In this monthly installment, we welcome this month's newest artists to UGallery. These artists work in a range of styles and mediums and join us from around the globe. We are excited to introduced the following artists:
INTRODUCING: PAMELA BEER
Pamela’s lively body of abstract paintings tangibly exudes a cheeky happiness. Forms and colors dance across her wood panels. Repeated shapes create a mysterious yet delightful visual language. Texture is important to the artist as well. “The scratches and scrapes along the journey of making a piece of my artwork reveal so much depth and beauty,” says Pamela. When an artwork is finished, Pamela seals the image with gel and a wax coating, emulating the texture of encaustic artwork. She works out of her home studio accompanied by her two Havanese dogs.
INTRODUCING: SUZANNA ORLOVA
Suzanna Orlova exclusively uses shades of red and black in her watercolors. This is largely because she was born color blind. Her vision deficiency did not stop her from being interested in painting at a young age, and honing her skills as a self-taught artist. Suzanna’s work is haunting, eerie, and emotional. The painterly realism she employs in capturing her subjects is technically remarkable for the water-based media she uses. Bordering on surrealism, each painting leaves the viewer feeling deeply moved. Suzanna lives and works on Vancouver Island, Canada.

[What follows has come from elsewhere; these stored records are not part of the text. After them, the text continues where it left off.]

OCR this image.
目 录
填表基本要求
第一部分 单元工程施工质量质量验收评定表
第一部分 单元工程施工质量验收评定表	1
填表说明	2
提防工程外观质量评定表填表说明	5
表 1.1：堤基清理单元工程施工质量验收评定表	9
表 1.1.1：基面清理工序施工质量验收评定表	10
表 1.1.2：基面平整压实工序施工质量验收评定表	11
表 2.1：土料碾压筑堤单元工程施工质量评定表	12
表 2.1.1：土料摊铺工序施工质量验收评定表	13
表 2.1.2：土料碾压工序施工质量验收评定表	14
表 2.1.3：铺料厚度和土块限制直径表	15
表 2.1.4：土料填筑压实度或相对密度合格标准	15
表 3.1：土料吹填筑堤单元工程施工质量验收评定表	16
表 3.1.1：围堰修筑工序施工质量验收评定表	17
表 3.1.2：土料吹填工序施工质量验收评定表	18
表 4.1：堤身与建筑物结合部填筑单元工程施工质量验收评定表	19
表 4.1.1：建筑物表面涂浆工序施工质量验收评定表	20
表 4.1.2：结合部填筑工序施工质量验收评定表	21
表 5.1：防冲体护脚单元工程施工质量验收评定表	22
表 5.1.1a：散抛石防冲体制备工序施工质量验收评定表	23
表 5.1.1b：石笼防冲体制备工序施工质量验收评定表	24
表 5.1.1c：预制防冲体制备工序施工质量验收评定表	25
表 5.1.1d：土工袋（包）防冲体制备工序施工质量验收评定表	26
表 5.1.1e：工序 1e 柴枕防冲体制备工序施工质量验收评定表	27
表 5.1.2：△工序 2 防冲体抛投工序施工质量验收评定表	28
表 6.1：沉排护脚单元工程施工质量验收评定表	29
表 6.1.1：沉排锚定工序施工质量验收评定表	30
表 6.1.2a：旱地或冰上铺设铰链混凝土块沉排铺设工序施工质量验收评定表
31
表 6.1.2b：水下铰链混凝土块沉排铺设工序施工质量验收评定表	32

INTRODUCING: DAVID SHEPHERD
Canadian artist David Shepherd fuses techniques from both old and modern masters to create contemporary interpretations of the human form. While offering strong nods to pop art and cubism, the work remains grounded by David’s training in 19th Century academic realism. Combining discrete techniques within a single tableau is initially jarring to the viewer, creating an unexpected visual complexity in the work and demonstrating the artist’s breadth of skills. “I think in the future we will be much more interested in works of art that show a mastery of multiple styles,” says David. Each artwork effectually suggests the surreal nature of human existence within a convoluted modern society.
INTRODUCING: JOSEPH STABILITO
Joseph begins each of his abstract artworks by thinking deeply. He sifts through the imagery in his mind seeking a composition. Sometimes Joseph arrives at a clear visual goal, while often he embarks on a journey of creative discovery through trial and error. “It takes a certain amount of courage, and also commitment, to push through to a final resolution,” the artist says of his process. “There are many moments in-between that require faith and patience.” Bold and colorful from a distance, Joseph’s work also reveals intricate details when examined up close. Shapes and structures are executed with fine precision amid swirling globs of paint. As a result, the work offers the viewer a multifaceted experience exploring color and form.
INTRODUCING: BRIAN ZHENG
As a student, Brian Zheng studied industrial design and found that many of his renderings had a painterly quality. It encouraged him to pursue drawing and painting. He began working with live models and exploring the human figure. Brian is inspired by 20th Century Expressionism; his brushwork is bold and thick, and he gravitates toward strong colors. “I don’t like to paint on white canvas,” says Brian. Instead, he primes his canvases with red, green or black so that each artwork has a daring start. When he’s not painting, Brian runs a business designing children’s toys. He currently holds over 200 U.S. patents on his products.